The most straightforward way to limit network access is destruction of the infrastructure, as shown in cable cuts in January of 2008. These attacks on the physical infrastructure near Egypt effected large parts of the world in terms of reliable service, but reachability was generally maintained during the ten days of repairs. The fragility of the information infrastructure in terms of the physical infrastructure was also highlighted by the disruption of network traffic to Armenia. An elderly woman, surviving by scavenging scrap metal, discovered what could have been her finest meal when she found a large copper cable close to the surface. That so much of the nation's connectivity depended on this one cable was not apparent until she sliced out a few meters.

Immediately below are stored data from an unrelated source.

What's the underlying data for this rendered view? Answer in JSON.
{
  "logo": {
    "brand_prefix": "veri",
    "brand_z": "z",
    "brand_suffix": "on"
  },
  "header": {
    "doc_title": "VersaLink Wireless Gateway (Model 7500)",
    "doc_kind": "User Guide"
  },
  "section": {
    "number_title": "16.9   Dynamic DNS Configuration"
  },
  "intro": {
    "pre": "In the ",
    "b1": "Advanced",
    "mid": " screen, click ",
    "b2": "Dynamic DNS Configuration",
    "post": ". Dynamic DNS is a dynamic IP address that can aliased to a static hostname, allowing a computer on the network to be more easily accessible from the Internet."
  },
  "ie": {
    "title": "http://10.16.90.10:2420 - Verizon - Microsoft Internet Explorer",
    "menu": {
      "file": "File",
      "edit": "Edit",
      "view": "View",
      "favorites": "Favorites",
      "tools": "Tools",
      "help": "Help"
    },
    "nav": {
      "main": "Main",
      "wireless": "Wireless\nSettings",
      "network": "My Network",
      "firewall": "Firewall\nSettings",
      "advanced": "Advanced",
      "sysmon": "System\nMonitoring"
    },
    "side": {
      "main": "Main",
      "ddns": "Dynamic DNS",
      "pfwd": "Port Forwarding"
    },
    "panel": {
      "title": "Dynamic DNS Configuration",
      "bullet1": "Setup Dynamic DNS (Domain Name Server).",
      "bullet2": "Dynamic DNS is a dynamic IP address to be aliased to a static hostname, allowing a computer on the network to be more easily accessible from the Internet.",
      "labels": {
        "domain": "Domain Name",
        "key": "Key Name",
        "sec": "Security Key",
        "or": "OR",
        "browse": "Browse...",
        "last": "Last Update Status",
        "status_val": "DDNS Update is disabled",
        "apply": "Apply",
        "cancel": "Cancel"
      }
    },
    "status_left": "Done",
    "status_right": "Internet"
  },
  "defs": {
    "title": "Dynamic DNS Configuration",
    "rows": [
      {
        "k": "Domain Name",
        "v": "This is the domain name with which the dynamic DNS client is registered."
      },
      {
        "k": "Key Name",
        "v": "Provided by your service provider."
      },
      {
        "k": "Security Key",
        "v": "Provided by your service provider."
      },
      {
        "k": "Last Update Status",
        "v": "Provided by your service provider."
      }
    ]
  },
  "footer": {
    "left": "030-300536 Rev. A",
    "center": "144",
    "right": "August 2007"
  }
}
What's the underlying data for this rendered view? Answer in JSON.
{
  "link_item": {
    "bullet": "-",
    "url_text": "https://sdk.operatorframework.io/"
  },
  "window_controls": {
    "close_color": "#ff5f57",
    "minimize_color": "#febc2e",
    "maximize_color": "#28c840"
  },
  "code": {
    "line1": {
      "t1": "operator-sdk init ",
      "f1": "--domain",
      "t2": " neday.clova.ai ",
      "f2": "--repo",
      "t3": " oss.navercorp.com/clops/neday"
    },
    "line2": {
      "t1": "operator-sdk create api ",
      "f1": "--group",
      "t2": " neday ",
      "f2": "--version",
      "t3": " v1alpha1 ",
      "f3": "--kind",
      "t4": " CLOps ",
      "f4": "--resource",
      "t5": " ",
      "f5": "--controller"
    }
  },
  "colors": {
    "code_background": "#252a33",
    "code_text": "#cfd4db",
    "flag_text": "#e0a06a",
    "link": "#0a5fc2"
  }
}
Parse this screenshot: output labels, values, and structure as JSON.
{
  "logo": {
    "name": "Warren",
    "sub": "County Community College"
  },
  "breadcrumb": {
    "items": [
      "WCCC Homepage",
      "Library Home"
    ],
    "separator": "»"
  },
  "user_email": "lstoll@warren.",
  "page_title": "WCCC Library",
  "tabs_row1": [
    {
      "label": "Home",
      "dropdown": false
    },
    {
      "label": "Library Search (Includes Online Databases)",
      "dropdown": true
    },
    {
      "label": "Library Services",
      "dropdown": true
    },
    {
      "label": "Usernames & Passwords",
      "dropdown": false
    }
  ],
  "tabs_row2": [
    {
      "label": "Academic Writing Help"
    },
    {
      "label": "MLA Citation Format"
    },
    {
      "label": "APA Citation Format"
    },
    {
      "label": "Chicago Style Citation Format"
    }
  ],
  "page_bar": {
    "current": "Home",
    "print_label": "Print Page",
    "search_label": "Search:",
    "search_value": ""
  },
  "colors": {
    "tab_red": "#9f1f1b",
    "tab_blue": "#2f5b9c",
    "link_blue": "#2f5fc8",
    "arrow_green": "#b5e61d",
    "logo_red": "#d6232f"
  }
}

It is a general problem that the opacity of BGP makes it difficult to understand the redundancy, or lack of redundancy, in a network. Another example was the Buncefield incident in the UK where an explosion at a fuel storage depot destroyed a number of fibres leading to surprising network outages where the primary and secondary network connections of firms and hospitals had been routed through adjacent fibres without anyone being aware. There are so many layers of subcontracting and outsourcing in the telecomms business that tracking the physical infrastructure on which a system relies is both difficult and expensive. The visibility provided by the abstractions in SDN may make such weaknesses more visible.

Besides failures of data and failures of updates there is one notable failure of software which points to another potential vulnerability. For the better part of an hour in August 2010, BGP routes read an attribute of a RIPE-announced address, and Cisco routers interpreted this as a command to drop the route.